Das verbotene Weltkulturerbe
Der Capital Complex von Chandigarh in Indien ist zur Zeit nicht öffentlich zugänglich, sondern nur mit geführten Gruppen. Er ist das Herzstück dieser aus dem Boden gestampften Verwaltungs- und Gartenstadt.
Der Auftrag zu deren Planung erging 1947 an den europäischen Architekten Le Corbusier. Er entwarf eine Stadt aus Garten und Beton mit viel Raum für den Menschen, eine Fußgängerstadt, in der kein Weg in mehr als 45 Minuten zu bewältigen ist, eine offene Stadt, eine Stadt der Utopie, eine Stadt, in der die Bäume geschützt sind.
Eine Stadt, die nach rechtwinkligen Mustern angelegt ist, in der verschiedene Sektoren durch verschiedene Blütenfarben charakterisiert werden.

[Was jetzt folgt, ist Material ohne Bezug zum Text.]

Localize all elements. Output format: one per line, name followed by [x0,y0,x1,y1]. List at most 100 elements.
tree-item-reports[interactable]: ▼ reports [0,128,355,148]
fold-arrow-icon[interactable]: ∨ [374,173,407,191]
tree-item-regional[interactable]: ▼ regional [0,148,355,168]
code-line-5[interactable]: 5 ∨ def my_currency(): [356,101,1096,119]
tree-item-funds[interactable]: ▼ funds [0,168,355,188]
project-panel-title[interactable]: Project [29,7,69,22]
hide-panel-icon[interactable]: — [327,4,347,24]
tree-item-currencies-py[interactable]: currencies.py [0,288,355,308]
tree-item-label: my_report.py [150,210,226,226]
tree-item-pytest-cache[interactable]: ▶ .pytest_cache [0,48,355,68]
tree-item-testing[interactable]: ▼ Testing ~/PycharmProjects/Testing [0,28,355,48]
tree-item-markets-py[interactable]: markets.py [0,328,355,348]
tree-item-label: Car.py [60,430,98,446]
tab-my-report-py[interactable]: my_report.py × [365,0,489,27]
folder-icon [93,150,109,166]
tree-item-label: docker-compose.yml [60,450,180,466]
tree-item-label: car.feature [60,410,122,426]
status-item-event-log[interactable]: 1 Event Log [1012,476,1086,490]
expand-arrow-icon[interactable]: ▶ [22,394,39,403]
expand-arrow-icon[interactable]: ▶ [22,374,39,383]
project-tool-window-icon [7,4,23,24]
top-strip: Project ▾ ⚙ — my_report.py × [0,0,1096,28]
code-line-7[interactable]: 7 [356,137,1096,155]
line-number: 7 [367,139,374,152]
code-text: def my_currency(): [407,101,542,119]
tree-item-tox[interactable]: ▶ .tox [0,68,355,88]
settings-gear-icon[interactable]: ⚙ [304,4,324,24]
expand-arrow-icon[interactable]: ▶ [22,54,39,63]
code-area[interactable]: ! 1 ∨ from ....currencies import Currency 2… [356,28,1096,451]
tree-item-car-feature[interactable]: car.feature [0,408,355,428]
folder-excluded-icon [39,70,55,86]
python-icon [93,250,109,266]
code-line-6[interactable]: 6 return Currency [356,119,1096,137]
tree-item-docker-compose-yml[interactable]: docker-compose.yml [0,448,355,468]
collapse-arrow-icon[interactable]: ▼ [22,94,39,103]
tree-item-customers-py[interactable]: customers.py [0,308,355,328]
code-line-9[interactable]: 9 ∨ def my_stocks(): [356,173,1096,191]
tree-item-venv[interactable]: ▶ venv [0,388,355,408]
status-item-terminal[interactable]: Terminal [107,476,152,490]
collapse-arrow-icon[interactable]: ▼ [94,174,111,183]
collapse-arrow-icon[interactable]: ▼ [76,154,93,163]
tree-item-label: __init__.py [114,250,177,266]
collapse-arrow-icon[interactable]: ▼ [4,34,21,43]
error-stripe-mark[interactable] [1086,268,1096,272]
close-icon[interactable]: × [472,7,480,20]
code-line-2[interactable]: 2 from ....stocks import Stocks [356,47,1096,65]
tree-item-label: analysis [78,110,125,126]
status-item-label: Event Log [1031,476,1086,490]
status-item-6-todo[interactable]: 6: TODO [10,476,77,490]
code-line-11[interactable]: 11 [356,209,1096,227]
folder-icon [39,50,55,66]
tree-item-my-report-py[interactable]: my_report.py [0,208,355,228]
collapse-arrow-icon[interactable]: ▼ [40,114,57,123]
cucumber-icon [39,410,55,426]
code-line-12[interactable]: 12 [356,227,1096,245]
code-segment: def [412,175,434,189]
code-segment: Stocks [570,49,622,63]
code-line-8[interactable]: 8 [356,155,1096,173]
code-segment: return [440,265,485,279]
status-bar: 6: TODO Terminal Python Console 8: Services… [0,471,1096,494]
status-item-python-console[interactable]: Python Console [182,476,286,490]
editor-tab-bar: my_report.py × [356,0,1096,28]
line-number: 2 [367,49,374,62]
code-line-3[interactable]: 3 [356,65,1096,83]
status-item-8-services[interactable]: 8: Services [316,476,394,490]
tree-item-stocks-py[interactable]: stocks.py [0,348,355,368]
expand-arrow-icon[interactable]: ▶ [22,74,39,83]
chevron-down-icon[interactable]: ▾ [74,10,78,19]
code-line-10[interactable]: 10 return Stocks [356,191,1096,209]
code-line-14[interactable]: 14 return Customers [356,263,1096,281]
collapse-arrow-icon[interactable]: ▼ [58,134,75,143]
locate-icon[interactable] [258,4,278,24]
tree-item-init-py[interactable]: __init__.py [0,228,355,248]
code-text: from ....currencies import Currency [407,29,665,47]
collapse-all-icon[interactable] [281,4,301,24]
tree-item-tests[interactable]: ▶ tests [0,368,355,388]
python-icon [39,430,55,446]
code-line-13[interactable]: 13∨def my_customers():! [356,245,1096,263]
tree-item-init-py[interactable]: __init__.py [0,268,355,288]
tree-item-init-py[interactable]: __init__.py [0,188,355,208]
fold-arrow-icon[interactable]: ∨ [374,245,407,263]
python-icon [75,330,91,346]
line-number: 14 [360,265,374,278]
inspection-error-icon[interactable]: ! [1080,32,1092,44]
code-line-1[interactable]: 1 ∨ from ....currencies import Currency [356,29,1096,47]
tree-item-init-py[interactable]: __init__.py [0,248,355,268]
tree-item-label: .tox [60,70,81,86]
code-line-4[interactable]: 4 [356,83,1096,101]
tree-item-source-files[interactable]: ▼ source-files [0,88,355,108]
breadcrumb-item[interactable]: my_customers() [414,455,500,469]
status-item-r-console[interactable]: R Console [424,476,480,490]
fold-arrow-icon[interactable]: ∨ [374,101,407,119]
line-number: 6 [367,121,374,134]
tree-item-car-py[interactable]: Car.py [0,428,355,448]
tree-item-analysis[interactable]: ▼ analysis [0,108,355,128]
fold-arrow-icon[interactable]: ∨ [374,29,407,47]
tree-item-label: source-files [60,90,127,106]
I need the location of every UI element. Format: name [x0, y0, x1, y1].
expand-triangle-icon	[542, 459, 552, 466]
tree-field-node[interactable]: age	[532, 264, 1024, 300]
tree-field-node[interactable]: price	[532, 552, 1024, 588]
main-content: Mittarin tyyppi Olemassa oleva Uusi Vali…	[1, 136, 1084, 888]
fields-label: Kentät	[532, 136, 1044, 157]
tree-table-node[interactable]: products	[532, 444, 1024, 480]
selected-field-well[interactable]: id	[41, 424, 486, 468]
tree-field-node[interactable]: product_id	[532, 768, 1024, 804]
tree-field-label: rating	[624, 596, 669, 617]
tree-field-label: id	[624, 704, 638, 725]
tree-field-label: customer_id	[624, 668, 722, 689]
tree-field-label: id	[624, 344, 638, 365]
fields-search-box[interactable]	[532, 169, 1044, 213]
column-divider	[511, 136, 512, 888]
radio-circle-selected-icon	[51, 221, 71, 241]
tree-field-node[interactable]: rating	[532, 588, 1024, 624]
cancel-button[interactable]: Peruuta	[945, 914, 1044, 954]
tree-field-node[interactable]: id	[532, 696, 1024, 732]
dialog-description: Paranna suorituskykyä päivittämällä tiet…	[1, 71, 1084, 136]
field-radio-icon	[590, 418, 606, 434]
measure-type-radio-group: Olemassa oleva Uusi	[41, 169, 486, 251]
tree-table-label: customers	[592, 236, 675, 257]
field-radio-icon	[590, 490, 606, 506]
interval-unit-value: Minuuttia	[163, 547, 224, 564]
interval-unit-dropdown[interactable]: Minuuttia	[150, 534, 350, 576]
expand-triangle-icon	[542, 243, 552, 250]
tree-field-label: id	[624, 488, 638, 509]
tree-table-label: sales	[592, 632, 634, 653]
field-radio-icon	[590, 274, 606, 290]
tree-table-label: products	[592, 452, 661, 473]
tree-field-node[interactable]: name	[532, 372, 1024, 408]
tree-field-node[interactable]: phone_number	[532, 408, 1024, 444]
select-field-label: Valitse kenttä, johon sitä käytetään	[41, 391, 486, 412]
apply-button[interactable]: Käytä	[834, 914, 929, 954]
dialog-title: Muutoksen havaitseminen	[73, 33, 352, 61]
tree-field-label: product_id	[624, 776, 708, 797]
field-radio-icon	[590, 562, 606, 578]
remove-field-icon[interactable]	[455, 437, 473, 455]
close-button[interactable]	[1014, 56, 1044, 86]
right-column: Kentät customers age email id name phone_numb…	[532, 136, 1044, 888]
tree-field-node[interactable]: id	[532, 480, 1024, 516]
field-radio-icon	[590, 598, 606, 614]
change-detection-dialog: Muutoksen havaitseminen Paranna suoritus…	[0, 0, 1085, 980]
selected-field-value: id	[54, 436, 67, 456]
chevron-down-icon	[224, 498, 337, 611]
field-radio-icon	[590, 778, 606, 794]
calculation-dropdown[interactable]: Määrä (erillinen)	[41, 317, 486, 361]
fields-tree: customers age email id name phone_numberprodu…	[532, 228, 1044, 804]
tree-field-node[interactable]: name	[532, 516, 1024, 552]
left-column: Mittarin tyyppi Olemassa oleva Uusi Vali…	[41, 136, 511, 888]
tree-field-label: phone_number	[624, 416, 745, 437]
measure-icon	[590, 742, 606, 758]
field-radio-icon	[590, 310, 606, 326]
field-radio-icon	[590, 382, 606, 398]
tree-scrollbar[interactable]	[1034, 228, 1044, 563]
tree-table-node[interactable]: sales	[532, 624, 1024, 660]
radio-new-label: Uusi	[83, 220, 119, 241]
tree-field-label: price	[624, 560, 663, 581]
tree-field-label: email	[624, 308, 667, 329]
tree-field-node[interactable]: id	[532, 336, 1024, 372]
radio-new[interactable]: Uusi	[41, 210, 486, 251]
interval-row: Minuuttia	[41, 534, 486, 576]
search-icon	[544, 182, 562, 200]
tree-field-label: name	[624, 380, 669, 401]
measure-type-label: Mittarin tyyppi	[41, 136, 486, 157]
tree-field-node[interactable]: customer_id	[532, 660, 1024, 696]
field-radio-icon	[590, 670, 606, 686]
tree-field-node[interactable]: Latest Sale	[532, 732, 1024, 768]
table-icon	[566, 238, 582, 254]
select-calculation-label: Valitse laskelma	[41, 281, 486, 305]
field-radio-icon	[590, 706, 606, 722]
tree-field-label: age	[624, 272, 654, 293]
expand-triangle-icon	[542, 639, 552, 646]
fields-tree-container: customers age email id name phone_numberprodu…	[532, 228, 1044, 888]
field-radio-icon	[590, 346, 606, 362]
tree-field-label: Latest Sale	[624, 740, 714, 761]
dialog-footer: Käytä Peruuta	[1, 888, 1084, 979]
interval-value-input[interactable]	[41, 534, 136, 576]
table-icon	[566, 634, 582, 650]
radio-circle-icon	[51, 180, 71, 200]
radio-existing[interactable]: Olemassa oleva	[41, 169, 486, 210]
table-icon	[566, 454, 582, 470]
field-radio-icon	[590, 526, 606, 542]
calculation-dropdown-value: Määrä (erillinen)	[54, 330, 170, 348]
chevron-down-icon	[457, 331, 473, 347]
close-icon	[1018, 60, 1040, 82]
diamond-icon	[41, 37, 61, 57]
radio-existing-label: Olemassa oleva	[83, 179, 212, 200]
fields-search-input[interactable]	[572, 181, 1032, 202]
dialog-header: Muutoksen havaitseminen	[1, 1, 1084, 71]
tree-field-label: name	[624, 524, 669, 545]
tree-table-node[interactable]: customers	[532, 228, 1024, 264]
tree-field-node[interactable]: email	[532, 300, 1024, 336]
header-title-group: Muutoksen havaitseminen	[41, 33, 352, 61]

Für diese Stadt erließ Le Corbusier das „Edikt von Chandigarh“. Dies erweist sich als Fluch und Segen zugleich, denn es sorgt dafür, dass die Stadt sich nicht entwickeln kann, es schreibt den Original-Zustand mit den Parks, mit den verschiedenen Häusertypen, mit den Verkehrswegen und Parkplätzen fest, verunmöglichst so aber auch eine Nachverdichtung.
Das macht die Stadt mit steigendem Bevölkerungsdruck in Indien (jedes Jahr würde Indien um die Bevölkerung Australiens größer, ca. 20 Millionen!) attraktiv, die Immobilien kaum mehr bezahlbar. Es führte aber auch dazu, dass um die Stadt herum Slums entstehen einerseits und Megaboomstädte mit Wolkenkratzern andererseits. Erschwerend kommt hinzu, dass Beton, kein Baumaterial für die Ewigkeit, anfängt zu bröseln.
Thomas Karrer und Karin Bucher, die unter Mitarbeit von Valerie Knill auch für das Drehuch zeichnet, haben sich in Chandigarh umgesehen. Sie haben in Archivmatrial gestöbert und sich mit Stadtaktivisten, mit Architekten, mit Juristen und Künstlern, die in Chandigarh leben, unterhalten, haben Drohnen über die Stadt, die Wohnquartiere und den Central Complex fliegen lassen, haben sich in den Verkehrsstrom begeben.
Der Begriff des Brutalismus wegen dem teils dicken Beton kommt vor und lässt eine Schnittmenge zu jener Architektur Argentiniens erkennen, die Heinz Emigholz in Schlachthöfe der Moderne beschreibt.
Der Film über den indischen Architekten BV Doshi Das Versprechen BV Doshi hängt unmittelbar mit Chandigarh zusammen, war BV Doshi doch einer jener Architekten, die bei Le Corbusier gelernt hatten und das Projekt für ihn vor Ort überwachten, denn der Europäer war jährlich nur wenige Monate in Indien unterwegs. Den Rest besorgte teils sein Cousin, vor allem aber indische Architekten.
Positiv ist zu hören, dass Künstler sich hier freier fühlen als anderswo; aber der Film macht auch klar, dass eine Utopie sich wohl nicht festschreiben lässt, dass auch Städte sich dem Wandel der Menschen anpassen müssen. Wobei Chandigarh nur minimale Spielräume lässt.
Die Grundidee der Stadt konzentrierte Le Corbusier im „Denkmal der offenen Hand“, das wie eine Friedenstaube gesehen werden kann und als Symbol steht sowohl für Geben als auch für Nehmen; was sich wiederum in der Interkulturalität der Stadt ausdrückt, die die Filmemacher mit ein paar in den Film montierten Folkloreschnipseln zusätzlich zum Ausdruck bringen.